Quale insegnamento padre Pio potrebbe offrire alle nuove generazioni?

«In primo luogo, il rispetto delle regole. Padre Pio è stato indagato, punito e perfino recluso da quella Chiesa che lui considerava madre. Eppure ha sempre accettato tutto, ha accolto ogni cosa, anche quando quella madre sembrava così severa e ingiusta nei suoi riguardi. L’altro insegnamento decisivo è l’umanità: padre Pio ha costruito un ospedale che si chiama “Casa sollievo della sofferenza” perché si rivolgeva agli ultimi, a chi versava nel dolore. Era un uomo che confessava anche 200 persone al giorno, pur sapendo che sarebbe arrivato stremato la sera. La mia impressione è che invece oggi si sia perso questo sguardo verso l’umanità dell’altro. Nessuno si sporca più le mani: ci limitiamo a dare un’opinione, a essere pro o contro sui social. Per esempio, è facile dire che le barche che partono dalla Libia non possono arrivare in Italia, mentre lo è meno calarsi nei panni di chi ci sta sopra: stiamo pur sempre parlando di persone, di donne e bambini. Non dovremmo dimenticarlo».
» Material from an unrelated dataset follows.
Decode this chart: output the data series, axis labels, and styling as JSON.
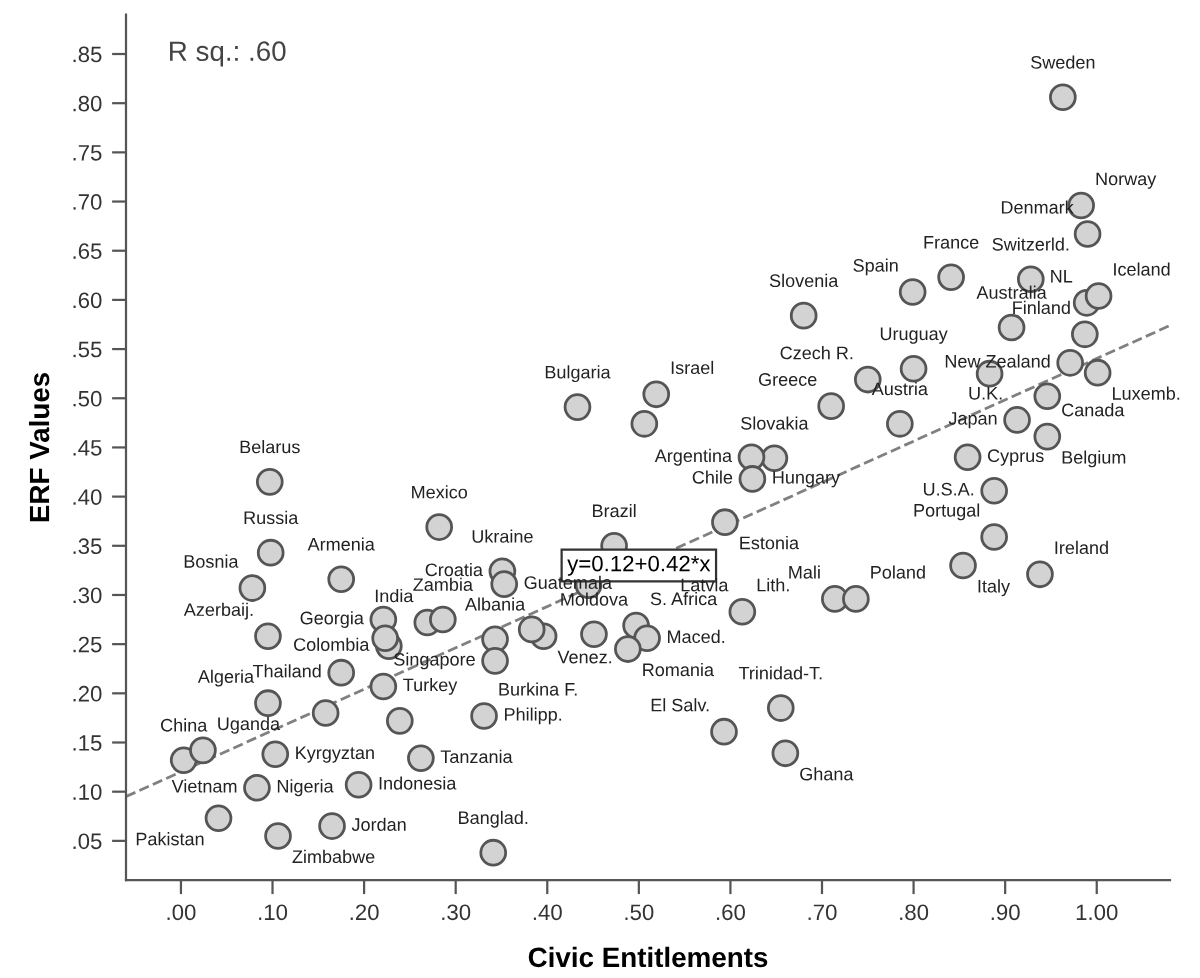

Qual è il suo rapporto con la fede?

«Sono credente ma, lo ammetto, pecco di poca costanza nell’andare in chiesa, anche per via del mio lavoro. Se c’è però un aspetto che mi affascina ancora oggi della fede, e che ritrovo in figure come Gesù, padre Pio o san Francesco, è questo accogliere le persone nonostante tutto. Saperle amare e perdonare, pur vedendo la loro miseria umana. Per questo motivo, anche se oggi se ne sentono di tutti i colori sulla Chiesa, questi personaggi restano un faro per me: in fondo la tentazione più grande è proprio quella di avere misericordia quando si va in chiesa e diventare razzisti appena si mette il piede fuori dalla porta. Nel mio piccolo cerco di fare la differenza: mi piace immaginarmi come un piccolo soldatino che promuove un messaggio di condivisione e accoglienza».

Era già devoto a padre Pio?

«Nella mia famiglia molti lo sono, a cominciare da mia madre. Da quando però ho accettato di lavorare al musical, sento padre Pio molto presente nella mia vita, quasi come un angelo custode. Preferisco non scendere nel dettaglio, perché si tratta di aspetti privati, però mi sono spesso affidato a lui nei momenti di difficoltà. Inoltre mi è stato vicino quando io e la mia compagna siamo stati coinvolti in un brutto incidente stradale: lei era all’ottavo mese di gravidanza ed eravamo terrorizzati, bloccati nell’abitacolo accartocciato della macchina. In quel momento, non so come, mi sono ritrovato accanto il santino di padre Pio, che ero sicuro di aver riposto dentro al portafoglio. In quel momento, vedendolo, ho pensato: “Andrà tutto bene”».

Così è stato?

«Esatto. Il bambino è nato, sano come un pesce. L’abbiamo chiamato Blu Francesco Pio: ci piaceva il nome Blu, ma desideravamo anche che nostro figlio facesse propria quell’idea di umanità e di accoglienza di cui le parlavamo prima. Da qui, il nome Pio. Francesco invece è un omaggio a san Francesco d’Assisi e al nostro Papa, che sa parlare alla gente».